The general population offers little support for the long-term effort to ensure that Iraq remains a client state with only nominal sovereignty and a base for other US actions in the region. Those commitments have only a very shallow popular support and that's more of a reason for the objections, the uneasiness about policy, than the number of casualties.
The trial [of Saddam Hussein] ought to be under some kind of international auspices that have some degree of credibility, so not something which is obviously victor's justice, which, no matter how much of a monster one is, doesn't carry credibility.

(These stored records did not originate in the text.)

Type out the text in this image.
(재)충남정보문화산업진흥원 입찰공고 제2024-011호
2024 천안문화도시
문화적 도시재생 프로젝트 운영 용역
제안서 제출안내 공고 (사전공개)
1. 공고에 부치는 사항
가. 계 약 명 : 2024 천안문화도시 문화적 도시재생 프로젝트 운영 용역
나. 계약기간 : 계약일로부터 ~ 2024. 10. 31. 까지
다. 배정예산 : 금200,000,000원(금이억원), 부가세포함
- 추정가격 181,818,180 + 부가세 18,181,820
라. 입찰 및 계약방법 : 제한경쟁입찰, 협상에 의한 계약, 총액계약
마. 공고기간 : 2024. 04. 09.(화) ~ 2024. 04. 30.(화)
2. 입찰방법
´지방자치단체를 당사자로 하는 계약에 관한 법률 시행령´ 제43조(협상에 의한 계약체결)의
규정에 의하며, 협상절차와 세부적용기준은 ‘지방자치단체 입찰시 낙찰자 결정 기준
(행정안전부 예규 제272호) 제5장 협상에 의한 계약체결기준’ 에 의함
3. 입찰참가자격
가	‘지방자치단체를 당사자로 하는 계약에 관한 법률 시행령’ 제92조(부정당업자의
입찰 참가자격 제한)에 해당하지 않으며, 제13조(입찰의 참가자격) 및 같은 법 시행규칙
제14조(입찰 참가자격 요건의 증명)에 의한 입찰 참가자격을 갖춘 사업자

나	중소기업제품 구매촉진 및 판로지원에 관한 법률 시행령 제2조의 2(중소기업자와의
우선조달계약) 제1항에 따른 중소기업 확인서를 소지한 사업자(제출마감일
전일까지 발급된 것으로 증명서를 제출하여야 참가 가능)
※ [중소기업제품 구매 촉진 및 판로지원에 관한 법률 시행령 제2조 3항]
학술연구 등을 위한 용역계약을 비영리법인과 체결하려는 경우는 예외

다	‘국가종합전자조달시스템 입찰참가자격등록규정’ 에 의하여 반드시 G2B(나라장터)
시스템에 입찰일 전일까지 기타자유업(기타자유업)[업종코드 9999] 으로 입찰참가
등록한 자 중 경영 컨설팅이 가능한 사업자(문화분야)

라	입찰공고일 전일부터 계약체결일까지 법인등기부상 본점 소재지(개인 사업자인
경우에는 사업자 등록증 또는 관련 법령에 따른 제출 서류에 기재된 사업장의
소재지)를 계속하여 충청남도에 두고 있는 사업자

So first of all there's a matter of form, but also there's a matter of content. The trial should bring to the bar of justice his associates, those who gave decisive and substantial support for him right through his worst atrocities, long after the war with Iran. Again in 1991 when he crushed the rebellions viciously - the rebellions that might well have overthrown him. All of those people should be brought to justice. They're not all equally culpable but they were all critically involved - that includes European countries right through the 80s, including Russia and France, Germany and others, it includes, crucially, the United States and Britain all the way through, including 1991.
They should also bring to justice those who were responsible for the murderous sanction regime which surely led to the deaths of hundreds of thousands of Iraqis and devastated the society so completely that they could not carry out what has happened elsewhere, where the US and Britain supported comparable monsters - namely, they were overthrown from within.
It seems not unlikely that the same might have happened in Iraq had the society not been devastated and had people not been compelled by the sanctions to rely on the tyrant for mere survival. Actually there's even more evidence of that coming out today as it's been revealed in the Kay investigation and others how fragile the hold on power was at the end.
So anyone who contributed to Saddam Hussein's atrocities to whatever they degree they did, they're culpable as well and in some fashion an honest trial should deal with that.